Vôlei: Só vitória interessa ao Minas

Da Redação
| Tempo de leitura: 2 min

Belo Horizonte - Fiat/Minas (MG) e Finasa/Osasco (SP) farão, hoje, às 12h, no ginásio Arena Telemig, em Belo Horizonte, a quarta partida da série semifinal melhor de cinco jogos da Superliga feminina de vôlei 06/07. Se o time de Luizomar de Moura vencer, chegará pela sexta vez consecutiva à final, recorde absoluto da competição, sendo que decidirá o título pela terceira temporada seguida com o Rexona-Ades (RJ). Já as mineiras fizeram a decisão com o Rexona-Ades na edição 99/00, quando as cariocas foram campeãs.

A ponteira Thaís e a meio-de-rede Marina, ambas de 27 anos, são as atletas mais experientes do time titular do Fiat/Minas (MG). Além do talento, dão a estrutura necessária para que jovens como a levantadora Ana Tiemi (19 anos), a líbero Michelle (24), a meio-de-rede Natalia Martins (22), a oposto Joycinha (22) e a ponteira Fernanda Garay (20) figurem entre as mais bem posicionadas nas estatísticas da Superliga 06/07.

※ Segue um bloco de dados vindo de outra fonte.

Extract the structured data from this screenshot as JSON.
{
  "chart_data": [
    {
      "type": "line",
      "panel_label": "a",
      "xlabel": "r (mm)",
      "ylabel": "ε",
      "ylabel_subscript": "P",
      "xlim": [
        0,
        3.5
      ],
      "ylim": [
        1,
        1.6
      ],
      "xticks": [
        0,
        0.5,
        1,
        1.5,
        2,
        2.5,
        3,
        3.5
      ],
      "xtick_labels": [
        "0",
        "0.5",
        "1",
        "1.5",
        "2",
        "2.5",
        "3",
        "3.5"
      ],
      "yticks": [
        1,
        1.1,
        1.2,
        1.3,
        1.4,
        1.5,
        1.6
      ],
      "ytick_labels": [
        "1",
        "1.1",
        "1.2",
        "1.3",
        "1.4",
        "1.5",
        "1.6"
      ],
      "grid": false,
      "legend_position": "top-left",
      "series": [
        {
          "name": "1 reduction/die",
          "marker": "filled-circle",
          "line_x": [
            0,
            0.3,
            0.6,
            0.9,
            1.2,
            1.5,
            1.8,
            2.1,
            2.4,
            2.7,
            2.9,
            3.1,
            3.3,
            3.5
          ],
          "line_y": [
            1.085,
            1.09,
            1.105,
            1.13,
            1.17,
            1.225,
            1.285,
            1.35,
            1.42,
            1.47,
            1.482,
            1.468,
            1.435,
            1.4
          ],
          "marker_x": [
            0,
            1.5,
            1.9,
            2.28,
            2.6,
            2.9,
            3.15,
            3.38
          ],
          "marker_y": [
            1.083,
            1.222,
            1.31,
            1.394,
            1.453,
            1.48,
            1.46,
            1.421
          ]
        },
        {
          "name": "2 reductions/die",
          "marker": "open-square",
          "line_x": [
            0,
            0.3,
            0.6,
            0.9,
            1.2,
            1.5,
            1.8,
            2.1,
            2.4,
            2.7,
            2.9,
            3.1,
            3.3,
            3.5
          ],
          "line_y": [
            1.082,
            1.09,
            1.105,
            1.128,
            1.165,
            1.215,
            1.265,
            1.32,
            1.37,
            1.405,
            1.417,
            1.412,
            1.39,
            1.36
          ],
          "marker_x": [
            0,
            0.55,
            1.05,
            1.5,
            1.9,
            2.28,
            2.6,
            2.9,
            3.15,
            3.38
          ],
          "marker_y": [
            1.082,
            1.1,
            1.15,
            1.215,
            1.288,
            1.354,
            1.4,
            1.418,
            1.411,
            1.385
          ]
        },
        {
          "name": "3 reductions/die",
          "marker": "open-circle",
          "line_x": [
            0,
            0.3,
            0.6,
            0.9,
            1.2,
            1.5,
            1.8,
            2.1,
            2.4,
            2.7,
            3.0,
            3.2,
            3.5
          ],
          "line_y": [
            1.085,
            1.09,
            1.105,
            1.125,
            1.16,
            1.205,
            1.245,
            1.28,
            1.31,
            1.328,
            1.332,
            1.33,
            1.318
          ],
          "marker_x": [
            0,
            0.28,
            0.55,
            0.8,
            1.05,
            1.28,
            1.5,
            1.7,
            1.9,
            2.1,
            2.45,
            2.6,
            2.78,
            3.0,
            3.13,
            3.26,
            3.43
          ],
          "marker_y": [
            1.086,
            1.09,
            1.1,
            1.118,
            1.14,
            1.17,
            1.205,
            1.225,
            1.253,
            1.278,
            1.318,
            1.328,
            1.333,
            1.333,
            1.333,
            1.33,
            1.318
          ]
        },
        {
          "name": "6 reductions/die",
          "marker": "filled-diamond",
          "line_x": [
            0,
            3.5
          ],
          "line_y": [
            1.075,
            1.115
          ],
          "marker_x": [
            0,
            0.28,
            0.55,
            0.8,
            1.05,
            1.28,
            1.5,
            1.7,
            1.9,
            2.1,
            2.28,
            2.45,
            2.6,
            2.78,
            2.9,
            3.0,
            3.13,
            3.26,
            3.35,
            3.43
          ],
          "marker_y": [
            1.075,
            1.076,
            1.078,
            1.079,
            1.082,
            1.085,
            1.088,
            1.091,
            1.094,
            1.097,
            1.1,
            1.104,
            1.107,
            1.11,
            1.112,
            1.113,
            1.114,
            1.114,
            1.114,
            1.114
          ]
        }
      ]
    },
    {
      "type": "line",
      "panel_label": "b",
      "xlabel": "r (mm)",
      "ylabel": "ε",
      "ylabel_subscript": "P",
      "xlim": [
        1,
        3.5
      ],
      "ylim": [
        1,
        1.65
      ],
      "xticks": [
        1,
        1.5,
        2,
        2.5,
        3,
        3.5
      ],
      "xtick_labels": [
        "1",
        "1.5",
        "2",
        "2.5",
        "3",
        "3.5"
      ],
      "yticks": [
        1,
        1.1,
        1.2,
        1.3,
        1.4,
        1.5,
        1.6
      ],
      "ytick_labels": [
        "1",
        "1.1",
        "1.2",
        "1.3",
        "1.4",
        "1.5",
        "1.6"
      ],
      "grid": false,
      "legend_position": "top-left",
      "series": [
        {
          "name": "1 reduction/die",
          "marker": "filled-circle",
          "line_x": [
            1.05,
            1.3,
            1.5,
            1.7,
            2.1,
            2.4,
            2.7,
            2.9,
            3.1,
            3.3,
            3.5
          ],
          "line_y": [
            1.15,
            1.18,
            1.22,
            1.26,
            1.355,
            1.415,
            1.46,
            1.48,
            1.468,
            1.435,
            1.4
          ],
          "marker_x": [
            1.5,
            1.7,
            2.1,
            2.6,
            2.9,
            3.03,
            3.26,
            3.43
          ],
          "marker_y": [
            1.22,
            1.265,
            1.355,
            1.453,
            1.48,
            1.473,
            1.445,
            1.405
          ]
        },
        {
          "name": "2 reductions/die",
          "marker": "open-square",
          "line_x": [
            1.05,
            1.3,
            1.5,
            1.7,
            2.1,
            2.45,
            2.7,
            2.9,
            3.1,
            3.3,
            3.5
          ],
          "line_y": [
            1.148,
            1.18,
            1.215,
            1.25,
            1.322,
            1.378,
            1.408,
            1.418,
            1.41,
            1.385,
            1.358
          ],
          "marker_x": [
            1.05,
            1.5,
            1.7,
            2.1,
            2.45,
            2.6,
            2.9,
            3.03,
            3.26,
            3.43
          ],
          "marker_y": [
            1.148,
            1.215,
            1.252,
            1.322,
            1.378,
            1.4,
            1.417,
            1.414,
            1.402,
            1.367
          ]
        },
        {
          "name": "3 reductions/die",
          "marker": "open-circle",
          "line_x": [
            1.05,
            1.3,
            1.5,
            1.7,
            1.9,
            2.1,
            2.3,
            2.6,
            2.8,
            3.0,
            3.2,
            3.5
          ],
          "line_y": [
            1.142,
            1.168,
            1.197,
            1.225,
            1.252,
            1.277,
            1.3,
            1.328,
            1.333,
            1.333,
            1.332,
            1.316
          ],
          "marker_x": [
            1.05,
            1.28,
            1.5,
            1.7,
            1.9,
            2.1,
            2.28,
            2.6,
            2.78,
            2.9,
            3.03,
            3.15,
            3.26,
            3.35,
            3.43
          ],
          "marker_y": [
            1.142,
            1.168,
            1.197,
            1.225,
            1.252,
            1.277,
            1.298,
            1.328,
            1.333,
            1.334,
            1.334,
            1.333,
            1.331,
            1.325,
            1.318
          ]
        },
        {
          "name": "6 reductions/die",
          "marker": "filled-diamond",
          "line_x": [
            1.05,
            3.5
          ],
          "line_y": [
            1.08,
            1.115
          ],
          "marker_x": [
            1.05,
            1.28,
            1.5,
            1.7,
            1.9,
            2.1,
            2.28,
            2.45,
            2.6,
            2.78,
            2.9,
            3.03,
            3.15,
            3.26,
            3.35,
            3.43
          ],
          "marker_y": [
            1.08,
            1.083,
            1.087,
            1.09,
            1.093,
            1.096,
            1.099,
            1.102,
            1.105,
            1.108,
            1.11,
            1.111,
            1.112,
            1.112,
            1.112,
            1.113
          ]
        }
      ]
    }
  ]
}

“É muito importante haver essa mescla da juventude com a experiência. Não estava acostumada a fazer parte de um grupo tão jovem. Fui me adaptando e percebendo as necessidades que elas tinham. O único aspecto que o Finasa/Osasco leva vantagem sobre o Fiat/Minas é a experiência. Afinal, é um time acostumado a disputar playoffs. Na hora de finalizar um set, por exemplo, é preciso ter muita lucidez, o que sobra nas atletas experientes”, diz a atacante, que nasceu em Inhumas (GO).

Thaís, que começou nas categorias de base do Jóquei Clube de Anápolis, em Goiás, em 94, conquistou o título mundial infanto-juvenil (97) e o vice juvenil (99) pela seleção brasileira. No adulto, antes de chegar ao Fiat/Minas, atuou por Marco XX/Estrela do Oeste (MG), São Caetano (SP), Rexona (PR), BCN/Osasco (SP) e BrasilTelecom (DF).

“Da equipe atual do Finasa/Osasco, a líbero Arlene é remanescente daquele grupo do BCN”, revela Thaís, que também atuou com a ponteira Paula Pequeno, a meio-de-rede Carol Gattaz e a levantadora Fernandinha pelas seleções de base.

Thaís tem a sétima recepção mais eficiente da competição, com 47,44%. Neste quesito, foi a melhor jogadora do Fiat/Minas na última partida, com 22 sucessos excelentes em 32 ações.

“Quem atua na ponta precisa ter múltiplas funções e mostrar que domina todos os fundamentos. Estou feliz por estar conseguindo me destacar pela versatilidade. Na época da BrasilTelecom, eu pontuava mais. Agora, pelo Fiat/Minas, outros fundamentos estão aparecendo. No Finasa/Osasco, por exemplo, a meio-de-rede Valeskinha é uma exceção no voleibol, uma unanimidade”, revela Thaís.